Shares of Meta plummeted by as much as 19% in after-hours trading to trigger a cascade effect across the tech sector.

The tech-heavy Nasdaq 100 Index experienced a decline of up to 1%, reflecting broader concerns about the health of the industry.

Analysts and investors alike expressed dismay at Meta’s inability to meet revenue expectations, citing uncertainties surrounding the company’s adoption and monetization of artificial intelligence (AI) technologies.

Jack Ablin, Chief Investment Officer at Cresset Wealth Advisors, highlighted the disappointment on the revenue front, overshadowing any optimism about AI adoption.

Questions lingered regarding the efficacy of AI investments and their potential benefits to users, leading to increased skepticism among stakeholders.

The repercussions of Meta’s earnings miss extended beyond its own stock, impacting other tech giants slated to report earnings in the coming days.

Alphabet Inc., Amazon.com Inc., and social media companies like Snap Inc. and Pinterest Inc. all witnessed notable declines, signaling a broader sentiment shift within the industry.

The fallout from Meta’s revenue woes reverberated across the tech landscape, affecting chipmakers, server manufacturers, and software firms.
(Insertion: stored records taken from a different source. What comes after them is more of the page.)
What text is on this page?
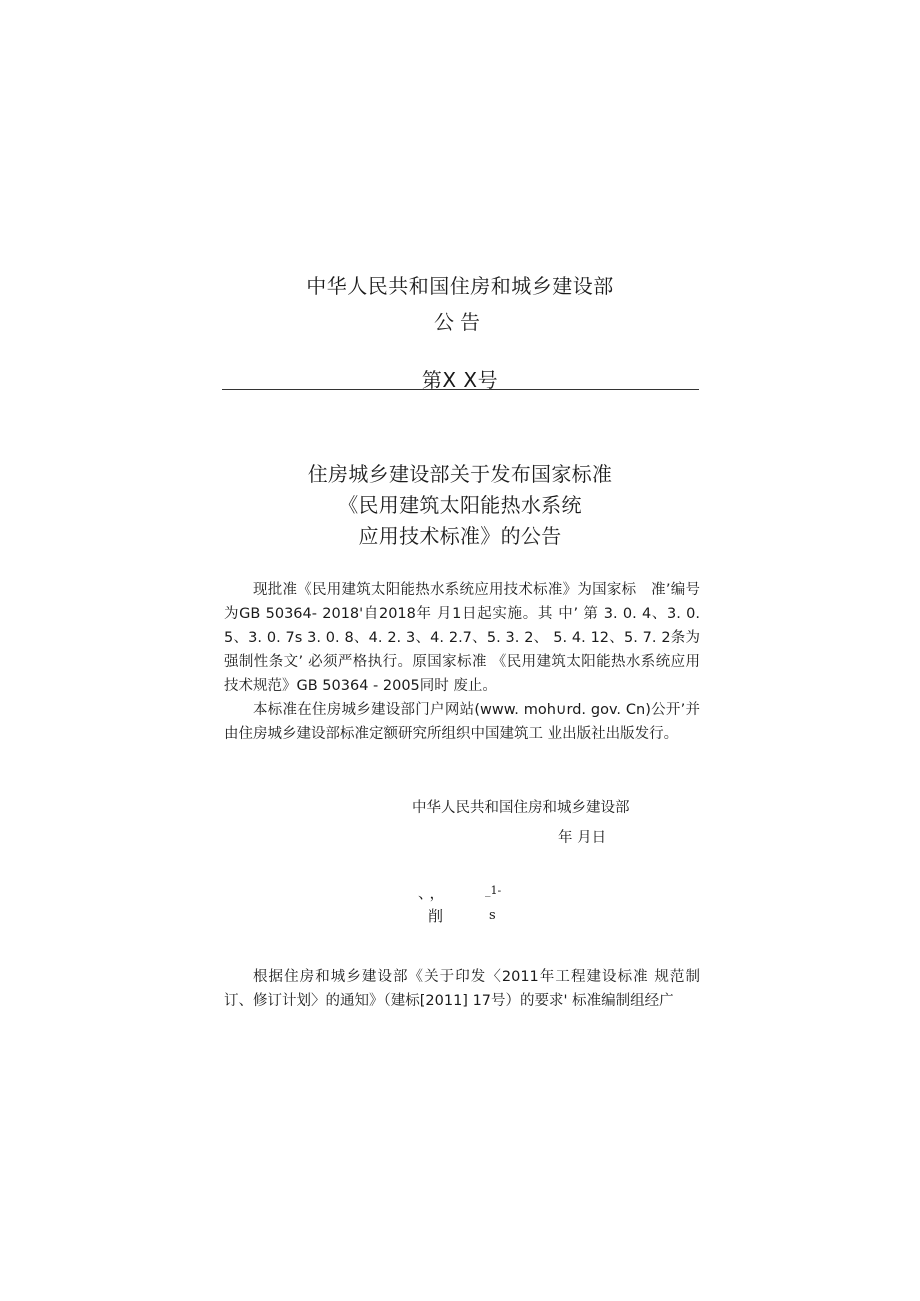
中华人民共和国住房和城乡建设部
公告
第X X号
住房城乡建设部关于发布国家标准
《民用建筑太阳能热水系统
应用技术标准》的公告

现批准《民用建筑太阳能热水系统应用技术标准》为国家标　准’编号为GB 50364- 2018'自2018年 月1日起实施。其 中’ 第 3. 0. 4、3. 0. 5、3. 0. 7s 3. 0. 8、4. 2. 3、4. 2.7、5. 3. 2、 5. 4. 12、5. 7. 2条为强制性条文’ 必须严格执行。原国家标准 《民用建筑太阳能热水系统应用技术规范》GB 50364 - 2005同时 废止。

本标准在住房城乡建设部门户网站(www. moh∪rd. gov. Cn)公开’并由住房城乡建设部标准定额研究所组织中国建筑工 业出版社出版发行。

中华人民共和国住房和城乡建设部
年 月日
、，	_1-
削	s

根据住房和城乡建设部《关于印发〈2011年工程建设标准 规范制订、修订计划〉的通知》（建标[2011] 17号）的要求' 标准编制组经广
Nvidia Corp., Micron Technology Inc., and International Business Machines Corp. were among the companies affected, as investor concerns over AI investment and revenue growth cast a shadow over the sector’s outlook.

As the tech industry grapples with Meta’s disappointing results, stakeholders are left to ponder the implications for future investments and strategic decisions.

The episode serves as a stark reminder of the inherent volatility and uncertainty within the tech sector, underscoring the importance of diligent risk management and strategic foresight in navigating turbulent markets.